Les appréhensions exprimées par la communauté universitaire sur les dérives d’une loi (LRU) qui fait de la compétition entre les universités le levier de leur développement sont fondées. En l’état, la LRU présente un réel danger de marginalisation des universités pluridisciplinaires, implantées dans des territoires socialement fragiles. Ces établissements sont confrontés à une attente forte en terme de formations d’excellence liées à la recherche et moteurs d’une promotion sociale que la LRU ne prend pas en considération voire même qu’elle compromet.
Une fois « autonomes », les universités ne doivent pas être «abandonnées» et l’Etat doit s’engager résolument afin de structurer le paysage universitaire et de tisser un maillage cohérent de l’action publique accessible à tous.

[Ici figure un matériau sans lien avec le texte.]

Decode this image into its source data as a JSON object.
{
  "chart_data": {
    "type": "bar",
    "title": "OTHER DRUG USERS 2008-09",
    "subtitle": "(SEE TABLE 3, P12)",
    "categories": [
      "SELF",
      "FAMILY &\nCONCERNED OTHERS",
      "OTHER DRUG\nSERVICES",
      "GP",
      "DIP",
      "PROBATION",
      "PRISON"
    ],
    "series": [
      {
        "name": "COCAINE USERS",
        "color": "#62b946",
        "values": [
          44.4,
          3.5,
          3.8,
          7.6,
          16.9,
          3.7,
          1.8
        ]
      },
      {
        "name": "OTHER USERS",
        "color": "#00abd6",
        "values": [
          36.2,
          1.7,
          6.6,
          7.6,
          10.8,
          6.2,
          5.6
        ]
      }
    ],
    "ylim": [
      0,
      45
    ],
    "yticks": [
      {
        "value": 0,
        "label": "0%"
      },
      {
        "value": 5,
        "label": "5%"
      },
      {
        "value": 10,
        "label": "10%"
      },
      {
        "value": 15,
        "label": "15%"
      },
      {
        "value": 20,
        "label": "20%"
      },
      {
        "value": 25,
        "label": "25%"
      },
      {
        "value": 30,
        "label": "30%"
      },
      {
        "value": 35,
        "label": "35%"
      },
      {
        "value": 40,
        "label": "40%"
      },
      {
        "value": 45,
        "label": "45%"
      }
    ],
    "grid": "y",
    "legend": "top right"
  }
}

La LRU s’inscrit en effet dans l’exigence générale de réforme de la gestion des établissements publics, dans un contexte de compétitivité des territoires qui fragilise de plus en plus l’égalité d’accès des usagers aux services publics. Comme les lois de décentralisation au niveau des collectivités locales, son principe fondateur est de donner plus d’autonomie de décisions et donc de capacité d’actions aux établissements pour améliorer la performance des services attendus. Les lois de décentralisation impulsées par François Mitterrand en 1982 se sont accompagnées d’un vaste processus de restructuration des territoires et l’émergence des communautés d’agglomération a permis de ne laisser aucune commune sur le bord du chemin.
Parallèlement à leur autonomie, les universités doivent elles aussi apprendre à «faire plus ensemble que la somme de tout ce qu’elles peuvent faire séparément». Sans ce volet de «solidarité universitaire», la LRU ne
serait qu’une loi libérale dont les générations futures paieraient le prix.